El diario The Washington Post, que titula el informe como “el golpe del siglo”, refirió que en un documento interno y clasificado de la CIA se describe la historia de este proyecto ultrasecreto y se identifica a los funcionarios de inteligencia que supervisaban la operativa y también a los ejecutivos de Crypto que la hicieron posible.

Las sospechas sobre este acuerdo secreto provienen de larga data, pero nunca se habían podido probar.

La CIA no realizó comentarios inmediatos sobre la información publicada.

Crypto, con sede en Zug, Suiza, quedó dividida en dos compañías en el 2018. Una de esas divisiones, Crypto International, comunicó que el informe era “muy inquietante”.

“No tenemos conexiones con la CIA o el BND y nunca las hemos tenido”, sostuvo la compañía en un comunicado publicado en su página web.

Gracias al control de la empresa, las agencias CIA y BND pudieron descifrar información de inteligencia sobre la crisis de los rehenes estadounidenses en Irán durante 1979; aportaron información a los británicos durante la Guerra de las Malvinas, y recogieron pistas sobre las dictaduras latinoamericanas.

En 1990 los alemanes vendieron su participación a la CIA porque vieron riesgo en su exposición.

Traición

Empleados de Crypto fueron entrevistados por The Washington Post sobre el tema.
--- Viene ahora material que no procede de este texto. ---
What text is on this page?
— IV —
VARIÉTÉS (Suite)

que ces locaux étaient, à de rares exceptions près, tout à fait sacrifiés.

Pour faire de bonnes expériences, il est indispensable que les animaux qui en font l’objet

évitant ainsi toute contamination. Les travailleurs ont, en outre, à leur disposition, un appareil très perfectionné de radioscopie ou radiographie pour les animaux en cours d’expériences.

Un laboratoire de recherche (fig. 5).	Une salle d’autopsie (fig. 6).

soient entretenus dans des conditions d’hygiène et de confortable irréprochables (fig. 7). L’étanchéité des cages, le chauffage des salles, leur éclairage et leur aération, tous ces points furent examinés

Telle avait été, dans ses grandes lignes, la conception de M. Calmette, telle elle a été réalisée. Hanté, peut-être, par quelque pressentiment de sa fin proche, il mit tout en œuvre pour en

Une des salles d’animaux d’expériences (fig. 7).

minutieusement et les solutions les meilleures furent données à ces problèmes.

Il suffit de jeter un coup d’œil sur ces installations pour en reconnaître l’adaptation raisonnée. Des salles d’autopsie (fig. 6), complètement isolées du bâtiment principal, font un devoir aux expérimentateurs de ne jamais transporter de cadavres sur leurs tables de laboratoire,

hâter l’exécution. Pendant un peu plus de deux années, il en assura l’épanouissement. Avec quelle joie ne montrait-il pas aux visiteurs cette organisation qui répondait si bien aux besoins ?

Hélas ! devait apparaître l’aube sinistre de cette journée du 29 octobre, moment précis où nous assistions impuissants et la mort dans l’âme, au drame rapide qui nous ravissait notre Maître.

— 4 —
Uno de ellos es Juerg Spoerndli. Al enterarse de que la CIA y los alemanes manejaban información de varios países se sintió traicionado.

“Crees que haces un buen trabajo y haces algo seguro y luego te das cuenta de que engañaste a clientes”, comentó.

La mayoría de los empleados identificados en las historias de la CIA y el BND tienen entre 70 y 80 años, y algunos de ellos han muerto.

“Me dije a mí mismo que a veces puede ser mejor si EU sabe lo que está pasando entre estos dictadores del tercer mundo”, dijo un empleado. “Pero es una excusa barata. Al final, éste no es el camino”, declaró.